For now, IEC remains an Alavi Foundation property, and the state of Maryland’s $115,000 grant to the mosque stands to raise the property value significantly. Just four years earlier, a similar disbursement to an accused “alter ego” of the Iranian government may have been considered material support to a state sponsor of terrorism.
Although Maryland merely dispensed money to IEC to construct a playground and to update its kitchen appliances, the state’s grant could still be used indirectly to support other causes. “Money is fungible,” the Supreme Court has ruled in cases involving terror finance. Donating money to an alleged state-controlled charity — even for the most benign humanitarian purposes – frees up capital for the world’s most prolific state sponsor of terrorism to allocate towards more sinister purposes.

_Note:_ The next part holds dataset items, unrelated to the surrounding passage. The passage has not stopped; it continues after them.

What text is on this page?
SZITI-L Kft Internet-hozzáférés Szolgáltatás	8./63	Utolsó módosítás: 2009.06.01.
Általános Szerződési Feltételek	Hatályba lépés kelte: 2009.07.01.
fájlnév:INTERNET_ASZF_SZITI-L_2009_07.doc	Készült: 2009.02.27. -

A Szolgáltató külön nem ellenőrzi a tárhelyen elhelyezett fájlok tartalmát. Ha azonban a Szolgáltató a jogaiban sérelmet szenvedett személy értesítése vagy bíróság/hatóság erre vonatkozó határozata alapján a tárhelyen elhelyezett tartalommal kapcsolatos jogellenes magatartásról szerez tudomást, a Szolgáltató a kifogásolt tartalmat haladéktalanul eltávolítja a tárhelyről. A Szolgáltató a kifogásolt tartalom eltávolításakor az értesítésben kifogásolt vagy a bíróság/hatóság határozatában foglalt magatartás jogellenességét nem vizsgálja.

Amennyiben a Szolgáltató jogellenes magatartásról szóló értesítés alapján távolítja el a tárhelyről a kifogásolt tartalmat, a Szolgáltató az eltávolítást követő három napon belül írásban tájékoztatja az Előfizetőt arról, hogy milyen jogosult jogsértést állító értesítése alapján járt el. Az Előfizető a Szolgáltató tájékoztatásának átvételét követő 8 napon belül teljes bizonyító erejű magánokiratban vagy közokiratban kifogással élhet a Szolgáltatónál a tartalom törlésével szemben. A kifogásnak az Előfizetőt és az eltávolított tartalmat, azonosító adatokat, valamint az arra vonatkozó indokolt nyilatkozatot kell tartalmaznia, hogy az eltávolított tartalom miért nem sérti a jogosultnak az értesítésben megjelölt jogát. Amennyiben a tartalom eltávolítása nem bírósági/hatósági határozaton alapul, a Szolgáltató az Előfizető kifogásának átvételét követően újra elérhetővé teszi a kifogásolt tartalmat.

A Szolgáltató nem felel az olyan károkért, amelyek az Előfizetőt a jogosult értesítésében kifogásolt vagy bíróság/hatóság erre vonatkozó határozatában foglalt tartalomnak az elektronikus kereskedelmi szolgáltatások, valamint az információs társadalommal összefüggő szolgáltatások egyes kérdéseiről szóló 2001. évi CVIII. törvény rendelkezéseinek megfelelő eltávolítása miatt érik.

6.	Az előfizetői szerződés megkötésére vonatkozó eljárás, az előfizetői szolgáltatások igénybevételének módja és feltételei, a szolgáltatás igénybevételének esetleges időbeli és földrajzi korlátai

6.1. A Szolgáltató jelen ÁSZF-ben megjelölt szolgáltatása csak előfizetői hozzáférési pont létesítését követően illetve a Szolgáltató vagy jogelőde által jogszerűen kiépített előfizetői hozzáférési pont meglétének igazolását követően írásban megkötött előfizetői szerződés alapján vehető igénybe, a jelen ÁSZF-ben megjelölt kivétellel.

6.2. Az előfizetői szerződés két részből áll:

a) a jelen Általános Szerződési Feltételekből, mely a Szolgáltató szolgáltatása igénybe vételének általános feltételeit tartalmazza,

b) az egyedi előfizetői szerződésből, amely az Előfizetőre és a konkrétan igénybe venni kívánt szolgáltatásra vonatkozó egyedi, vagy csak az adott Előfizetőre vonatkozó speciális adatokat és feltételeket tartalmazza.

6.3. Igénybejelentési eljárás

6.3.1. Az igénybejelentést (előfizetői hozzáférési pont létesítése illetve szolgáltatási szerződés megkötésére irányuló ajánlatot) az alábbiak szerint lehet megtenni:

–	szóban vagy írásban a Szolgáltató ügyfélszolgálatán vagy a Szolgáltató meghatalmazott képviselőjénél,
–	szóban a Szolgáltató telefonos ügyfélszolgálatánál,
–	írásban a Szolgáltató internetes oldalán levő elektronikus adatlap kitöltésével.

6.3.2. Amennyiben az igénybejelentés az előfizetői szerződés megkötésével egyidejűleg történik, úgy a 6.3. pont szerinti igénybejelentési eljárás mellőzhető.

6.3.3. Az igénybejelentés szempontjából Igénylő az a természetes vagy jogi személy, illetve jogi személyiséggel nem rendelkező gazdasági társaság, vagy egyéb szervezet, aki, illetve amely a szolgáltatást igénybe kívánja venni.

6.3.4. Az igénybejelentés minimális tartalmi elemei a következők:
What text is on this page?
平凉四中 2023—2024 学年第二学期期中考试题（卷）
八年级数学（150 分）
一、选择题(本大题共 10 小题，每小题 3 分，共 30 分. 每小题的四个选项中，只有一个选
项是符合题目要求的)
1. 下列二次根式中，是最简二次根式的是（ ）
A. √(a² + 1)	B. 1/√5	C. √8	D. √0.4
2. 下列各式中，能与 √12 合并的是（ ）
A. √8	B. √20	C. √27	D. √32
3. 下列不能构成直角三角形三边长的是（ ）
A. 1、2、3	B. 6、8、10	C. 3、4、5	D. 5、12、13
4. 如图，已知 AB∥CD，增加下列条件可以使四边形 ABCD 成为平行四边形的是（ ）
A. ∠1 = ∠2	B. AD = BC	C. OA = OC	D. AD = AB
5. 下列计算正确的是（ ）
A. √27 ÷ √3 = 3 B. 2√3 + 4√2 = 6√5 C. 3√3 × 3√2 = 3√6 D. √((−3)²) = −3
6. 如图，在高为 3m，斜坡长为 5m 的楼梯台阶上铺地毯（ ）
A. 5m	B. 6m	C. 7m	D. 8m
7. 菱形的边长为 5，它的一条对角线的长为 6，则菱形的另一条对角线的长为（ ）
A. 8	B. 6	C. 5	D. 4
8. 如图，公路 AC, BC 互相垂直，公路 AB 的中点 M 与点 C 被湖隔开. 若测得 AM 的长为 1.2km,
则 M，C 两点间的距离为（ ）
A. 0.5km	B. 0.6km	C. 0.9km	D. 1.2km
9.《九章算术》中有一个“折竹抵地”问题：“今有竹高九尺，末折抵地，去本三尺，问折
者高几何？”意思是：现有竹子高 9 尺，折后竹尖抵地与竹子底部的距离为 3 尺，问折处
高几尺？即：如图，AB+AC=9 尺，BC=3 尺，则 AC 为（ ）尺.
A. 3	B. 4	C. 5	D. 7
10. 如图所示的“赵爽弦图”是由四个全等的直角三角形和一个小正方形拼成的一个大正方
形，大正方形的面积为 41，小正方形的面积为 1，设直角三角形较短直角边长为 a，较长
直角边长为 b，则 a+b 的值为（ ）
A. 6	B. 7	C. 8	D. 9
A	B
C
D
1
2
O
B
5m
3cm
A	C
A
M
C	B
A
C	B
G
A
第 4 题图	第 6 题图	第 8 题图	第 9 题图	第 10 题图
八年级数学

Zand, the Maryland resident who continues to speak out against the Iranian regime that imprisoned her father for years, hopes the state will keep a watchful eye over its grantee. “As a Maryland taxpayer, I certainly hope that, at the very least, the funding that is being offered to this mosque is not only overseen but managed to make sure that it is spent for exactly the purposes that the grant states it is for,” she said.
Assistant U.S. Attorney Michael Lockard did not respond to repeated inquiries about the Southern District of New York’s past or pending litigation against the Alavi Foundation.
Editor’s note: A previous version of this article provided an incorrect last name for Banafsheh Zand, erroneously referring to her by her father’s surname, Pourzand. We regret the error.
Benjamin Baird is the Director of MEF Action, an advocacy project of the Middle East Forum.